Met Office forecasters have issued a severe weather warning for Cumbria lasting until the end of Boxing Day and a number of flood warnings remain in place.
Soldiers will be deployed in the county on Christmas Eve to bolster defences alongside hundreds of Environment Agency staff as part of emergency measures put in place at Wednesday's Cobra meeting.
The warnings come as hundreds of families are already struggling to make the best of Christmas after being forced out of their homes by floods following record rainfall caused by Storm Desmond earlier this month.
The village of Glenridding was flooded for the third time in three weeks and Appleby-in-Westmorland for a second time when rivers burst their banks after another heavy downpour on Tuesday.
Up to 50mm of rain is expected to fall on already saturated ground in Cumbria’s mountains tonight as Storm Eva weaved across the UK. And the region faces the prospect of a further 80mm of rain from 3pm to midnight on Christmas Day – with a risk of 150mm in the worst-affected areas. Two flood warnings and seven flood alerts were in place across the North-west this afternoon before Storm Eva was expected to arrive.
The Environment Agency has now moved 2km of temporary flood defences and 20 extra water pumps to the north of England as a precaution.
Paul Mustow, deputy director in flood and coastal risk management at the Environment Agency, said: “Our thoughts are with all those who have had their homes and businesses flooded throughout the run-up to Christmas.
“Staff are now on the ground taking action to support communities affected, as well as checking the condition of flood defences and the position of pumps and barriers.
“The Environment Agency is also preparing for the possibility of further unsettled weather from Christmas Day into Boxing Day.”
Firefighters were called to eight flooding incidents in Cumbria on Tuesday and rescued residents including a woman of 70.
The owners of the Glenridding Hotel, which has been forced to close until the new year, said they were “feeling defeated” after their third flooding in three weeks.

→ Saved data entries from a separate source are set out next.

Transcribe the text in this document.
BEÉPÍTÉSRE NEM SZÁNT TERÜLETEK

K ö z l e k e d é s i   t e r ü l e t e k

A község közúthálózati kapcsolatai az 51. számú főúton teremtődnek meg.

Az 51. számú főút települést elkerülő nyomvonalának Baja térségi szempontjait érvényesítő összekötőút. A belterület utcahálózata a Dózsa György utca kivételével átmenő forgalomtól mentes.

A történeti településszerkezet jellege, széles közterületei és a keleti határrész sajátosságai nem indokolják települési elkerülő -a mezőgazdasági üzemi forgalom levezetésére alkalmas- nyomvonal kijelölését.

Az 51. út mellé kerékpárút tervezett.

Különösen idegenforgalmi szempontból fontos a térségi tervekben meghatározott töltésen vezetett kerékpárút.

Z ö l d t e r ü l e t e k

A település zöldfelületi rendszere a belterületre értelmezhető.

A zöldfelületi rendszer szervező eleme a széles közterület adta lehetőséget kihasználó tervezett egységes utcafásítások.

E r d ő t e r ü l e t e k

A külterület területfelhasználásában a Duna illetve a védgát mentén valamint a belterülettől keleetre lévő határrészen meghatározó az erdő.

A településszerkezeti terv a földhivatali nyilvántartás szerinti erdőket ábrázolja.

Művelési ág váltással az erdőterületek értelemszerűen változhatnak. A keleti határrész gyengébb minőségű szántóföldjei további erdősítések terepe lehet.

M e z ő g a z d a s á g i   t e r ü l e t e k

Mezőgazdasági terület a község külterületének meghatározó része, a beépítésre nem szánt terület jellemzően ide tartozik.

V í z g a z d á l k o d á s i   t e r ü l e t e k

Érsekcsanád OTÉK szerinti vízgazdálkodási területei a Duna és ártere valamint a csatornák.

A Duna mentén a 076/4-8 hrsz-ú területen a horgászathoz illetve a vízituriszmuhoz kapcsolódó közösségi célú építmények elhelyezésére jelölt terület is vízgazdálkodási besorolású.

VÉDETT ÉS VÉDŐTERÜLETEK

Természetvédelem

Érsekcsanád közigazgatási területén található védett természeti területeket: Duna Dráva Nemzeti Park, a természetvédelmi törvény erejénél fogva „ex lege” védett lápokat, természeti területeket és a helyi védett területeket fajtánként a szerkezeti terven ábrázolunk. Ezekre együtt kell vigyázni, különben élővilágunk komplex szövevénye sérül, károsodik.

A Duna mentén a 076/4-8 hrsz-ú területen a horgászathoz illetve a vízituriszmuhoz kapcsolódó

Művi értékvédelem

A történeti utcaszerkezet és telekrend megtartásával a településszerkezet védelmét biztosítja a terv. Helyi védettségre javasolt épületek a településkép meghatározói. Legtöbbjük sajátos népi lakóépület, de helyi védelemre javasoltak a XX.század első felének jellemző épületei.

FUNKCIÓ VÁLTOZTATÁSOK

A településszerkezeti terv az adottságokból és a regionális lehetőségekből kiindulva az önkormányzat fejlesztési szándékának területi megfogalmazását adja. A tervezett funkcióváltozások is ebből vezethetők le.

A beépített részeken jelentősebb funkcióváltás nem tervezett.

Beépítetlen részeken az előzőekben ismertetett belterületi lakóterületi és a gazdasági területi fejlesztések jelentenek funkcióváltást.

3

In Appleby, the River Eden burst its banks for the second time in a month. A flood warning siren prompted local people to rush to help those at risk before the stone bridge over the river was closed as the waters rose.
Martin Stephenson, a local councillor for Appleby, said: “Residents and businesses get used to the fact that flooding is a risk nearly all the time. Over the years, they have built resilience to that. Even more resilience may be needed going forward.”
Patrick Leach, whose carpet shop in Appleby was flooded again on Tuesday, said locals have been heartened by the response of neighbours who have come to their aid.
He said: “You might get maybe 100 people turn up. They fill sandbags. They move things. Generally, we can get through. It’s just about trying to think one step ahead.”
The Venerable Richard Pratt, the Archdeacon of West Cumberland, said: “Some people have already been flooded three times this month and have lost their treasured possessions. It’s been very hard. People have a sense of belonging in Cumbria and they express that by looking after each other at all times, but especially when things go so badly wrong.”
Bookmakers have slashed the odds of this being the warmest Christmas on record and the only likelihood of a white Christmas is in the mountains of Scotland.
Met Office spokeswoman Lindsay Mears said: “Some heavy rain is expected in Cumbria, which will fall on already saturated ground. People should be aware of the possibility of heavy rainfall and should take care.”